As I mentioned last week, if you have a “proper” firewall (e.g. opnsense, etc.) you can go one step further than blocking traffic on port 53: you can use NAT to redirect all external DNS requests to your DNS server, giving you full control over what clients in your environment can resolve (obviously your resolver needs to be allowed out from the internal DNS).
Will drop this PSA here, as it’s relevant to the recent DNS discussions and I know that there are several MikroTik users in the group.

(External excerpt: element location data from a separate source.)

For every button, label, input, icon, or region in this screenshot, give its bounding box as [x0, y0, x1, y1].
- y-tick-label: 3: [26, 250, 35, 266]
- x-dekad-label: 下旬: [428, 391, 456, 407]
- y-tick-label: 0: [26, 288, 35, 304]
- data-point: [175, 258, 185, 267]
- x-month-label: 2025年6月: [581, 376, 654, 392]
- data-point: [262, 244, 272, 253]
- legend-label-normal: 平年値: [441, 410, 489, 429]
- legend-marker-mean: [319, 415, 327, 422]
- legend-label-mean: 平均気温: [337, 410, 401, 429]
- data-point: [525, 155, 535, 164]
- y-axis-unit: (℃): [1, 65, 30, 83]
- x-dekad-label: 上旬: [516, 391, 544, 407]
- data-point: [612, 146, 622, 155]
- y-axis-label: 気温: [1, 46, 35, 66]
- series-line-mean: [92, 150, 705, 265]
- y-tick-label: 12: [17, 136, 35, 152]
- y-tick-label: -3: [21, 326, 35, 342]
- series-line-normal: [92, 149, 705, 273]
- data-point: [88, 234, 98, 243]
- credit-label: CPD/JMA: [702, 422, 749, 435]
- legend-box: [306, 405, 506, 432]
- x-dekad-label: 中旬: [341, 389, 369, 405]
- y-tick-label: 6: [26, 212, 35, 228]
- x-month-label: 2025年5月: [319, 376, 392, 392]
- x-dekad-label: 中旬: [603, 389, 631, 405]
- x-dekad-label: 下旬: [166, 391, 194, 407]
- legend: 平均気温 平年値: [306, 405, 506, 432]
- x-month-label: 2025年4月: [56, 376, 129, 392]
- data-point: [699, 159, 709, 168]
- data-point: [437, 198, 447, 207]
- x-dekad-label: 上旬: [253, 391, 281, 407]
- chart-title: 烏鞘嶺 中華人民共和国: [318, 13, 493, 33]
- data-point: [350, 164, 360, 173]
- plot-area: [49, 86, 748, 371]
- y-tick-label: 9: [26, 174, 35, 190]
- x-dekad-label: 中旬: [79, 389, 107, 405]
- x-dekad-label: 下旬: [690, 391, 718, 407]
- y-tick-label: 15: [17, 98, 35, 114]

Quad9 are removing support for DoH HTTP/1.1 in about 8 weeks. Looks like MikroTik users are the ones which will be most impacted. I didn’t realise that MikroTik routers were still using HTTP/1.1 for DoH. It’ll be interesting to see if MikroTik put out a RouterOS update in the next few weeks to move over to HTTP/2, but I suspect that the timeline might be a bit tight. I can’t see anything relevant in the changelog for RouterOS 7.21beta3 at the time of writing.
/ip/dns/print to check if you have Quad9 set as a DoH upstream (the output will contain something like use-doh-server: https://dns.quad9.net/dns-query). It won’t be there unless you’ve explicitly set it up.
Possibly relevant to anyone else out there who has set Quad9 as their DoH upstream too. If you have DoH via Quad9 set up and your DNS suddenly stops working around December 15-16, then that’s possibly why - your router may still be using HTTP/1.1 too. Standard DNS and DoT will be unaffected, according to Quad9’s blog post. In the absence of an update from MikroTik, options may be to run something in a container on the router, or move to another DoH resolver that supports HTTP/1.1.
A container is MikroTik’s implementation of Linux containers, allowing users to run containerized environments within RouterOS. The container feature works in the latest MikroTik RouterOS v7.x version. Containers are compatible with images from Docker Hub, GCR, Quay, or other providers, as well as those built on other devices, using the same formats supported by these providers. While RouterOS uses different syntax compared to Docker, it still achieves similar functionality.